Vemos aqui que Davi compara um só desejo que fazia arder seu próprio coração com os inumeráveis
desejos com os quais quase todo o gênero humano se entretém. Como não é um
princípio defendido pelos ímpios e que exerce influência sobre eles, a saber,
que os únicos que podem ser verdadeira e perfeitamente felizes são os que se
interessam pelo favor divino, os quais devem viver como estrangeiros e
peregrinos no mundo, a fim de que pela esperança e pela paciência obtenham, no
devido tempo, uma vida superior, permanecem contentes com as coisas boas que
perecem; e, portanto, se porventura desfrutam de alguma prosperidade material,
não se deixam influenciar por algum interesse por Deus. Consequentemente,
enquanto eles, segundo o procedimento dos animais inferiores, se apegam a
vários objetos, alguns de uma natureza, outros de outra, crendo encontrar neles
a suprema felicidade, Davi, com boas razões, se separa deles e propõe a si
mesmo uma finalidade de caráter totalmente oposto. Não quero insistir contra a
interpretação que imagina Davi, aqui, se queixando de seus próprios seguidores
que, percebendo que a força deles é insuficiente para suportar as necessidades
que lhes sobrevinham, e, exaustos pelo aborrecimento e tristeza, entregavam-se
às lamúrias e ansiosamente aspiravam sossego. Ao contrário, estou antes
inclinado a estender as palavras ainda mais e encará-las no sentido em que Davi,
satisfeito somente com o favor divino, protesta que desconsidera e não tem em
mínima conta os objetos que outros ardentemente desejam. Tal comparação da
aspiração de Davi com as aspirações do mundo ilustra muito bem esta importante
doutrina, a saber, que os fiéis, formando um baixo conceito das boas coisas da
presente vida, descansam tão-somente em Deus e nada têm por precioso além da
experiência pessoal e consciente de seu profundo interesse pelo favor divino.

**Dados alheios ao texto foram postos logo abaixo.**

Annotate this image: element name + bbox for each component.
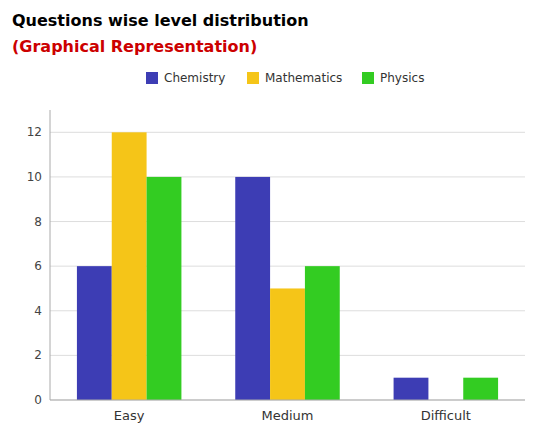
legend-label: Mathematics [265,71,342,85]
y-axis-line [50,110,51,400]
bar [394,378,429,400]
x-axis-line [50,400,525,401]
y-tick-label: 2 [34,348,42,362]
legend-swatch [247,72,259,84]
y-tick-label: 0 [34,393,42,407]
legend-swatch [146,72,158,84]
subtitle: (Graphical Representation) [12,37,257,56]
bar [112,132,147,400]
legend: Chemistry Mathematics Physics [146,71,424,85]
chart-container: Questions wise level distribution (Graphi… [0,0,549,441]
bar [147,177,182,400]
y-tick-label: 6 [34,259,42,273]
y-tick-label: 10 [27,170,42,184]
legend-label: Chemistry [164,71,225,85]
y-tick-label: 4 [34,304,42,318]
x-tick-label: Easy [114,408,145,423]
legend-label: Physics [380,71,424,85]
bar [235,177,270,400]
legend-swatch [362,72,374,84]
y-tick-label: 12 [27,125,42,139]
y-tick-label: 8 [34,215,42,229]
chart: Questions wise level distribution (Graphi… [0,0,549,441]
bar [77,266,112,400]
grid-line [50,400,525,401]
bar [270,288,305,400]
title: Questions wise level distribution [12,11,309,30]
bar [463,378,498,400]
bars [77,132,498,400]
bar [305,266,340,400]
x-tick-label: Difficult [421,408,471,423]
grid [50,132,525,400]
x-tick-label: Medium [262,408,314,423]
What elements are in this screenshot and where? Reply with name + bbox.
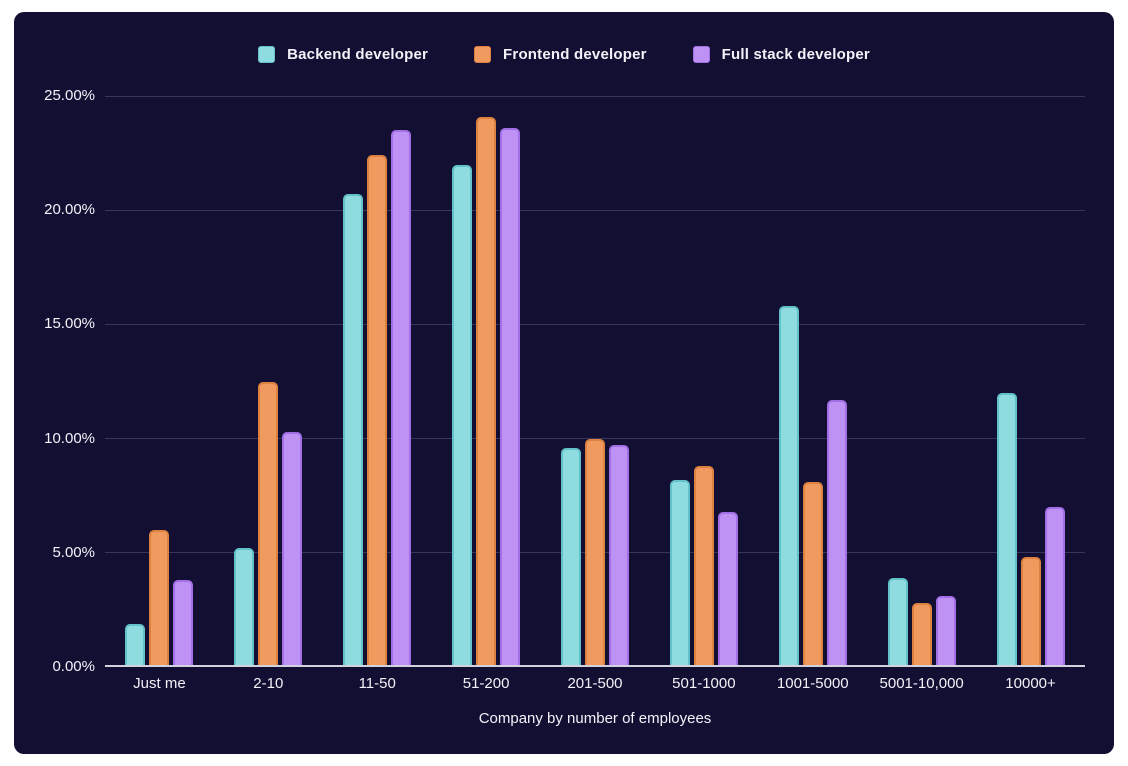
bar-chart: 0.00% 5.00% 10.00% 15.00% 20.00% 25.00% Just …	[14, 87, 1114, 746]
bar-backend-developer	[343, 194, 364, 667]
legend-swatch-icon	[258, 45, 276, 63]
y-tick-label: 10.00%	[44, 429, 95, 447]
x-tick-label: 10000+	[1005, 675, 1056, 692]
bar-frontend-developer	[476, 116, 497, 667]
bar-frontend-developer	[149, 529, 170, 667]
bar-full-stack-developer	[608, 445, 629, 667]
chart-legend: Backend developer Frontend developer Full …	[14, 42, 1114, 66]
bar-backend-developer	[996, 392, 1017, 667]
x-axis-line	[105, 665, 1085, 667]
bar-group-1	[214, 96, 323, 667]
bar-group-6	[758, 96, 867, 667]
bar-group-7	[867, 96, 976, 667]
bar-group-2	[323, 96, 432, 667]
y-axis: 0.00% 5.00% 10.00% 15.00% 20.00% 25.00%	[14, 87, 105, 675]
bar-group-3	[432, 96, 541, 667]
x-tick-label: 501-1000	[672, 675, 736, 692]
legend-swatch-icon	[474, 45, 492, 63]
bar-full-stack-developer	[391, 130, 412, 667]
bar-frontend-developer	[584, 438, 605, 667]
x-tick-label: 1001-5000	[776, 675, 849, 692]
x-axis-title: Company by number of employees	[478, 710, 712, 727]
x-tick-label: Just me	[133, 675, 186, 692]
chart-card: Backend developer Frontend developer Full …	[14, 12, 1114, 754]
x-tick-label: 51-200	[462, 675, 510, 692]
y-tick-label: 20.00%	[44, 201, 95, 219]
legend-item-2[interactable]: Full stack developer	[692, 45, 870, 63]
bar-frontend-developer	[693, 466, 714, 667]
gridline	[105, 323, 1085, 325]
x-axis: Just me 2-10 11-50 51-200 201-500 501-1000 100…	[105, 675, 1085, 695]
plot-area	[105, 95, 1085, 667]
bar-backend-developer	[560, 447, 581, 667]
bar-backend-developer	[234, 548, 255, 667]
legend-item-1[interactable]: Frontend developer	[474, 45, 647, 63]
bar-backend-developer	[778, 306, 799, 667]
bar-group-8	[976, 96, 1085, 667]
y-tick-label: 0.00%	[52, 658, 95, 675]
bar-full-stack-developer	[717, 511, 738, 667]
bar-backend-developer	[669, 479, 690, 667]
legend-item-0[interactable]: Backend developer	[258, 45, 429, 63]
x-tick-label: 11-50	[358, 675, 396, 692]
bar-frontend-developer	[258, 381, 279, 667]
x-tick-label: 201-500	[567, 675, 623, 692]
gridline	[105, 209, 1085, 211]
legend-label: Full stack developer	[721, 45, 870, 63]
legend-swatch-icon	[692, 45, 710, 63]
legend-label: Backend developer	[287, 45, 429, 63]
y-tick-label: 15.00%	[44, 315, 95, 333]
bar-full-stack-developer	[282, 431, 303, 667]
y-tick-label: 5.00%	[52, 543, 95, 561]
bar-frontend-developer	[367, 155, 388, 667]
bar-frontend-developer	[1020, 557, 1041, 667]
gridline	[105, 95, 1085, 97]
bar-group-0	[105, 96, 214, 667]
bar-backend-developer	[452, 164, 473, 667]
x-tick-label: 2-10	[253, 675, 284, 692]
y-tick-label: 25.00%	[44, 87, 95, 104]
bar-frontend-developer	[802, 482, 823, 667]
bar-group-4	[541, 96, 650, 667]
x-tick-label: 5001-10,000	[879, 675, 964, 692]
bar-backend-developer	[887, 577, 908, 667]
bar-frontend-developer	[911, 603, 932, 667]
bar-full-stack-developer	[500, 127, 521, 667]
bar-full-stack-developer	[826, 399, 847, 667]
bar-full-stack-developer	[1044, 507, 1065, 667]
bar-full-stack-developer	[173, 580, 194, 667]
bar-group-5	[649, 96, 758, 667]
bar-backend-developer	[125, 623, 146, 667]
bar-full-stack-developer	[935, 596, 956, 667]
legend-label: Frontend developer	[503, 45, 647, 63]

Davi, pois, em primeiro lugar notifica que são insensatos todos aqueles que,
aspirando desfrutar de prosperidade, não começam pela busca do favor divino;
pois, ao negligenciar tal bênção, se deixam levar pelas diversas e falsas
opiniões em circulação. Em segundo lugar, ele censura outros vícios, a saber,
que os homens ordinários e terrenos, ao se entregarem totalmente ao bem-estar e
confortos da carne, se deleitam neles, ou os tomam como o seu único desfruto
nesta vida, sem ponderar em nada mais elevado. Daí também sucede que, enquanto
são supridos com outras coisas segundo seu desejo, são totalmente indiferentes
acerca de Deus, justamente como se não sentissem nenhuma necessidade dele.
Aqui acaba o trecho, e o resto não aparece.